Sejak kecil ia sudah menyukai berbagai hal berbau pria. Bahkan sejak kecil ia sering memakai pakaian laki-laki.
Saking merasa dirinya adalah seorang pria, ia bahkan tidur di asrama santri putra di pondok pesantren milik orang tuanya saat duduk di bangku sekolah dasar.
Lambat laun, Amar semakin kesulitan menempatkan diri lantaran kondisinya tersebut.
Mulai beranjak dewasa, ia tak lagi bebas memakai baju yang disukainya. Mental Amar semakin tertekan ketika menginjak bangku sekolah menengah pertama. Ia dipaksa mengenakan hijab dan tidur di kamar santri putri.

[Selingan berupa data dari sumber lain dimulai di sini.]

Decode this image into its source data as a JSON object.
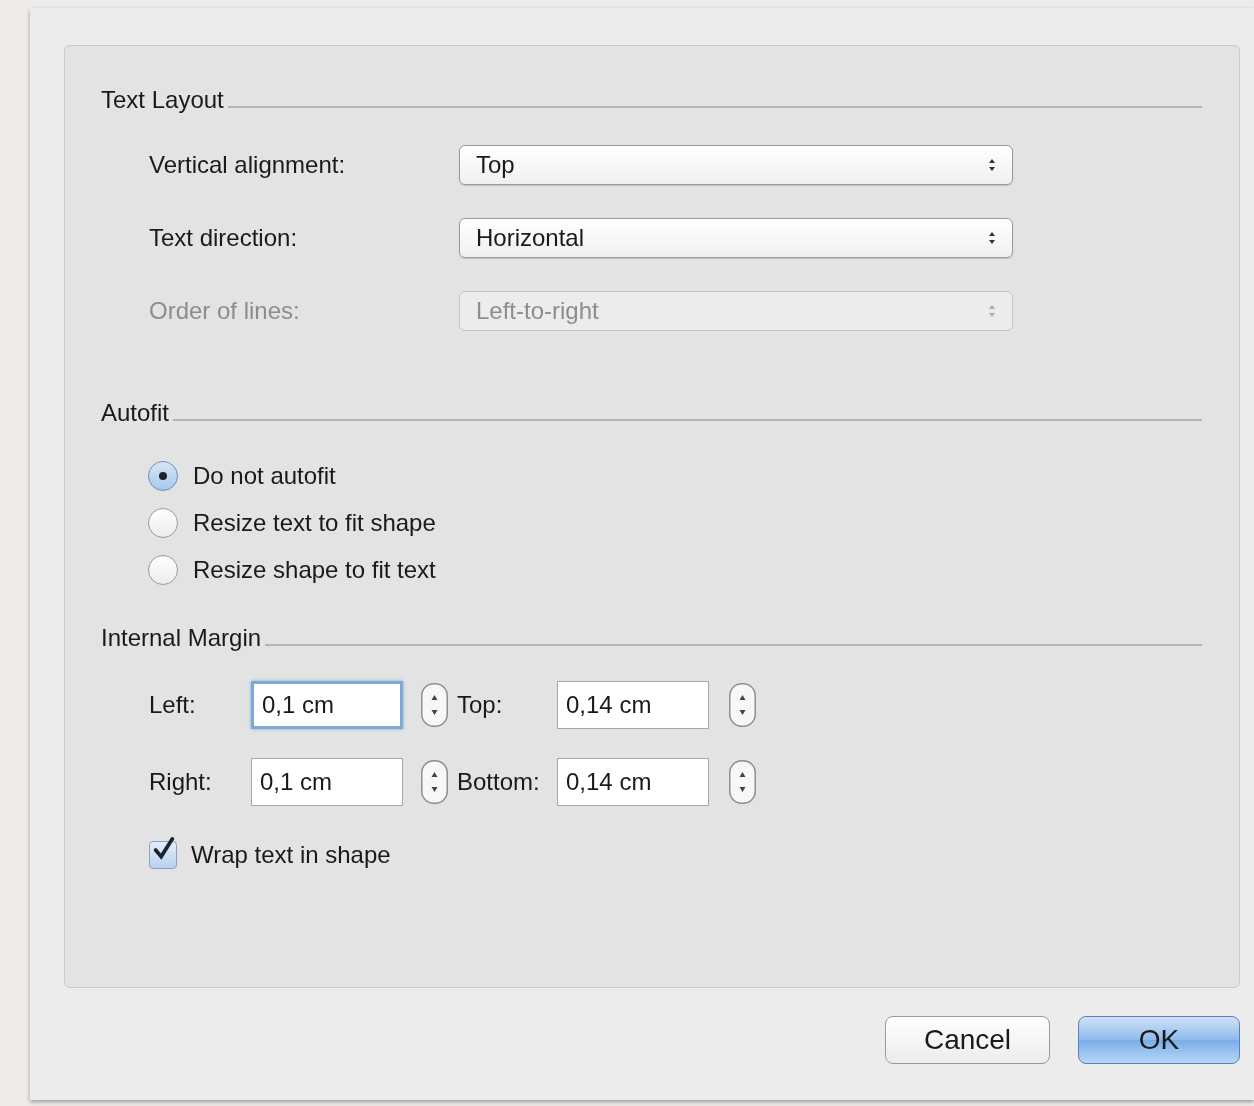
{
  "text_layout": {
    "title": "Text Layout",
    "fields": [
      {
        "label": "Vertical alignment:",
        "value": "Top",
        "disabled": false
      },
      {
        "label": "Text direction:",
        "value": "Horizontal",
        "disabled": false
      },
      {
        "label": "Order of lines:",
        "value": "Left-to-right",
        "disabled": true
      }
    ]
  },
  "autofit": {
    "title": "Autofit",
    "options": [
      {
        "label": "Do not autofit",
        "selected": true
      },
      {
        "label": "Resize text to fit shape",
        "selected": false
      },
      {
        "label": "Resize shape to fit text",
        "selected": false
      }
    ]
  },
  "internal_margin": {
    "title": "Internal Margin",
    "fields": [
      {
        "label": "Left:",
        "value": "0,1 cm",
        "focused": true
      },
      {
        "label": "Top:",
        "value": "0,14 cm",
        "focused": false
      },
      {
        "label": "Right:",
        "value": "0,1 cm",
        "focused": false
      },
      {
        "label": "Bottom:",
        "value": "0,14 cm",
        "focused": false
      }
    ],
    "wrap": {
      "label": "Wrap text in shape",
      "checked": true
    }
  },
  "buttons": [
    {
      "label": "Cancel",
      "default": false
    },
    {
      "label": "OK",
      "default": true
    }
  ]
}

Selama itu ia merasa semakin tertekan dan stres. Lantaran hal itu, Amar bahkan sering menyakiti dirinya sendiri untuk melampiaskan kegundahan dalam dirinya itu.
“Saya nggak memahami apa yang saya rasa. Waktu saya disuruh tidur di kamar santri putri dan memakai jilbab, saya sering memecahkan kaca. Selain itu, melukai tangan dengan silet, pokoknya destruktif sekali karen tertekan,” jelas Amar.
Tak ingin terlarut dengan tekanan tersebut, Amar mulai menyibukkan diri dengan mengikuti kegiatan pengembangan siswa di bangku sekolah menengah atas. Saat itu, krisis identitasnya pun seolah terkubur. Namun, kegundahan mengenai jati dirinya tetap selalu ada.
“Saya dari dulu merasa berbeda, apa dan siapa sebenarnya saya. Pas SMA terkaburkan rasanya, karena saya ikut banyak kegiatan. Tetapi rasanya (krisis identitas) nggak ilang-ilang,” ungkapnya.
Saat memasuki dunia perkuliahan, Amar mulai menemukan jati diri yang selama ini ia cari. Selama masa kuliah, ia lebih sering menghabiskan waktu di perpustakaan.
Baca juga: Pria di India Ini Buat Patung Lilin Mendiang Istrinya, Sukses Buat Kagum
Lewat berbagai buku, dia bertemu dengan cakrawala baru, tentang keberagaman gender, identitas, dan juga Islam.
“Saya nggak tahu apa yang sebenarnya terjadi pada saya. Hingga pada saat kuliah, wawasan saya semakin terbuka. Saya membaca buku tentang keberagaman, gender, Islam, identitas, sesualitas. Dan di situ saya menemukan muaranya,” beber Amar.